Grosseiramente, é possível resumir o que causa o fenômeno neve ao seguinte combo de fatores: nuvens carregadas no céu, temperatura baixíssima e elevada umidade no ar. Porto Alegre apresentava todos eles na noite de segunda-feira, quando Inter e Ceará entraram no gramado do Beira-Rio para disputar a décima quarta rodada do Brasileirão 2018.
Para os mais de 23 mil (mais de vinte e três mil!) que esfregavam as mãos para se aquecer durante a gélida partida, ficou claro em algum momento que nevaria no estádio. Não havia dúvidas. A sensação térmica de -7ºC, a chuva, as nuvens tomando conta do céu... o cenário que milhares de brasileiros vão buscar em Gramado se formou na Avenida Padre Cacique.
E nevou.
Do céu, o que caía era neve, não água. No campo, os jogadores começaram a sentir os efeitos da nevasca. Quem a melhor assimilou foi - pasme - o time do nordeste do Brasil. O Ceará travestiu-se de gelo. Personificou um gigantesco e intransponível iceberg à frente da sua área. Eram onze atrás da bola. Eram onze com o intuito único e exclusivo de bloquear o nosso caminho.
A noite ficava cada vez mais fria.
O ar cada vez mais úmido.
A geleira preta e branca crescia a cada segundo.
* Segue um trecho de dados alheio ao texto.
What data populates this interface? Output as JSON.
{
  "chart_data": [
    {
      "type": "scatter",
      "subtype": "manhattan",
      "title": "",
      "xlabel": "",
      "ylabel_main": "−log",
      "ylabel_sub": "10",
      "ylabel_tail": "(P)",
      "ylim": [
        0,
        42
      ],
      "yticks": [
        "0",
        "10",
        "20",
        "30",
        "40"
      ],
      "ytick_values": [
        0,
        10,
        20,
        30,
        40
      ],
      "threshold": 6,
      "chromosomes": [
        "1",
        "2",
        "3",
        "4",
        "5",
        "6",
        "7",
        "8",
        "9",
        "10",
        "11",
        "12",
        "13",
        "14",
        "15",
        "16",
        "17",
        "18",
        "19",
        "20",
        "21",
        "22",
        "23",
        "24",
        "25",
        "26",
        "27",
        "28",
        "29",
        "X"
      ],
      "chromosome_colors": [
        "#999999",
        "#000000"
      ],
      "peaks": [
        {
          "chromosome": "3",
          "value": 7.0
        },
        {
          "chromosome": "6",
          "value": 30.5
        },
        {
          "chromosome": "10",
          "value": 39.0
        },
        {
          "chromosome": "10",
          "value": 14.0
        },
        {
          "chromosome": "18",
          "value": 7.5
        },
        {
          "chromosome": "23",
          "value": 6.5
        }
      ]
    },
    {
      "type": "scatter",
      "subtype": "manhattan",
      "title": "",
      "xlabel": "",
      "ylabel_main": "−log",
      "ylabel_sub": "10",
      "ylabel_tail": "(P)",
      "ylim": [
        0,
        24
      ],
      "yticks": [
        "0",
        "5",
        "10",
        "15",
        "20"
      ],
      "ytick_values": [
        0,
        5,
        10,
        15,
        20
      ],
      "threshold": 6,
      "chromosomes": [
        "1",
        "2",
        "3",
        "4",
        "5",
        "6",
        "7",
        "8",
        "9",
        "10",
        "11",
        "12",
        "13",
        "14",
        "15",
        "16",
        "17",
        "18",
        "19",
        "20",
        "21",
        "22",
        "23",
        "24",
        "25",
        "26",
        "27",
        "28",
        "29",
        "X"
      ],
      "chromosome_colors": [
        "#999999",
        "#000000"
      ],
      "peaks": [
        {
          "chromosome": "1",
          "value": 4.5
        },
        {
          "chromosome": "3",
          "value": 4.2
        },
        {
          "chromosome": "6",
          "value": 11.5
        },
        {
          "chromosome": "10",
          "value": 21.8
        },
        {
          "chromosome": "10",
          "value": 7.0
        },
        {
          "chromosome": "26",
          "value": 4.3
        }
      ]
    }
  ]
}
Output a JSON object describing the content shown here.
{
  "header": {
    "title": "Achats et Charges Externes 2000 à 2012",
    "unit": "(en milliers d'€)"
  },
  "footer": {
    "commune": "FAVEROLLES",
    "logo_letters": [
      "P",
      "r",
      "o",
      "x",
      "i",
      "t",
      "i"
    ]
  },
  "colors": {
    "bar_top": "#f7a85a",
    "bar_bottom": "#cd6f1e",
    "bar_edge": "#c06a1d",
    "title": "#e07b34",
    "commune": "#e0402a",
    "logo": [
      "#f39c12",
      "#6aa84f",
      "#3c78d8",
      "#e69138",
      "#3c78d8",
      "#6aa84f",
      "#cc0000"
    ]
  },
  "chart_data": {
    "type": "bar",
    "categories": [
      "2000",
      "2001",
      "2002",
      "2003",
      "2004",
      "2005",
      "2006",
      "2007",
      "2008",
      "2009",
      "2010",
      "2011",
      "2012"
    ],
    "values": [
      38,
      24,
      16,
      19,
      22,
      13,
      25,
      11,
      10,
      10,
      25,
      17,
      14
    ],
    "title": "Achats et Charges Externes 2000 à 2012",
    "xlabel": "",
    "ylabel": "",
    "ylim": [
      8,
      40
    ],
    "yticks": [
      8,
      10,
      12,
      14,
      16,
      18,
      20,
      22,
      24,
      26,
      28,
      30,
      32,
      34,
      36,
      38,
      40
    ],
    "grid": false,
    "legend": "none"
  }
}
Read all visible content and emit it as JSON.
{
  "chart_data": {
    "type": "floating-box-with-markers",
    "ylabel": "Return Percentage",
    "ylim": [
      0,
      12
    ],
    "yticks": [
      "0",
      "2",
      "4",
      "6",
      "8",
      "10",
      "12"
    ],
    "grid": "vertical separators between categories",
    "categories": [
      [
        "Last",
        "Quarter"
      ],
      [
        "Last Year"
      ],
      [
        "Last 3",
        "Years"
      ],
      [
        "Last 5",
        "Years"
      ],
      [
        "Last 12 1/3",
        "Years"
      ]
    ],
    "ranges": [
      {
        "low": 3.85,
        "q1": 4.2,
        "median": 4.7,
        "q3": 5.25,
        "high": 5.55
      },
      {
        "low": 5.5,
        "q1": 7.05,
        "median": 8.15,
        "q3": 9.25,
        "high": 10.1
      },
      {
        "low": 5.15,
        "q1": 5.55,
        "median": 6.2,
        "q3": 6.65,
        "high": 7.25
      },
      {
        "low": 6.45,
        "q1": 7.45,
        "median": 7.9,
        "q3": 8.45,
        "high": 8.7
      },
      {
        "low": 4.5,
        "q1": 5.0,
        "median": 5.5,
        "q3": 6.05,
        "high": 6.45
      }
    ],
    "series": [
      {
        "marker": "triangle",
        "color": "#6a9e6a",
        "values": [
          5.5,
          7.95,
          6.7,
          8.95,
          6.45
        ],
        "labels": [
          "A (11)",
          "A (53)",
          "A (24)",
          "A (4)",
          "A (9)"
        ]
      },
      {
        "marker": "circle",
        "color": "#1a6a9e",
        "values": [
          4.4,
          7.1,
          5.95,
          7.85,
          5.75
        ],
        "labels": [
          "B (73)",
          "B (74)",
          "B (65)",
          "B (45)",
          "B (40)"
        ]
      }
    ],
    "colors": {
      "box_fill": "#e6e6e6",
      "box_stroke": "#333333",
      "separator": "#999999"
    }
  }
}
Segundo tempo. O gramado em volta da goleira do placar do estádio Beira-Rio aos poucos se transforma na Patagônia. Dez minutos: o branco da neve complica a percepção das linhas de jogo. Quinze minutos: a geleira listrada ultrapassa a marca dos 20 metros de altura. A combinação de frio, vento, neve e chuva a faz maior e mais forte a cada volta do relógio. Não há mais possibilidade de onze homens transporem essa barreira. O fenômeno meteorológico mais absurdo das últimas décadas, A Geleira Cearense, fazia a sua primeira vítima: o Sport Club Internacional.
Aí, como situações desesperadoras requerem medidas desesperadas, Odair Hellmann lançou mão da única arma conhecida pelo homem em um enfrentamento como esse. Chamou, do aquecimento atrás do gol, a única saída em meio àquela nevasca insuperável. O povo logo entendeu e se assanhou nas arquibancadas. Uma explosão de gol tomou conta do Gigante enquanto o maior camisa 10 da história do futebol gaúcho se preparava para entrar no gramado.
Andrés Nicolás D'Alessandro carregou o seu inferno particular para o campo do Ceará. Se transformou - ele, sozinho - numa espécie de aquecimento global portátil. Não há geleira que resista a boas e constantes doses de calor, poluição e loucura. E foi isso o que D'Ale fez: poluiu as linhas gélidas do Ceará. Soprou fumaça negra no céu do Beira-Rio como um Saci ansioso faz com o seu cachimbo.
D'Alessandro se espalhou pelo gramado e pelo ar.
Rompeu linhas de defesa e a camada de ozônio.
Derreteu a geleira cearense.
O time do nordeste sucumbiu à força da natureza que é D'Alessandro. Pouco a pouco o gelo foi dando lugar a água, que se espalhava pelo césped e era dissipada pelo copadomundístico sistema de drenagem do Beira-Rio. A defesa do Vozão virou líquido, se esvaiu em gotas, virou nada. O gramado já voltava a reluzir verde quando Pottker empurrou um rebote do goleiro para as redes. Era o golpe fatal. Vestindo o vermelho mais quente das últimas temporadas, o Inter derrotava seu gélido, impassível e retrancado rival.
Ao final do jogo, nada mais havia de gelado. Nem neve, nem chuva, nem nuvens. O céu se abriu sobre o Beira-Rio. Voltamos para casa aquecidos, acalorados, suando. Os casacos já eram dispensáveis. As tocas foram ficando esquecidas pelas calçadas. Presenciamos um legítimo fenômeno natural, uma força de tamanho incalculável e indescritível.
Senhoras e senhores, D'Alessandro está de volta.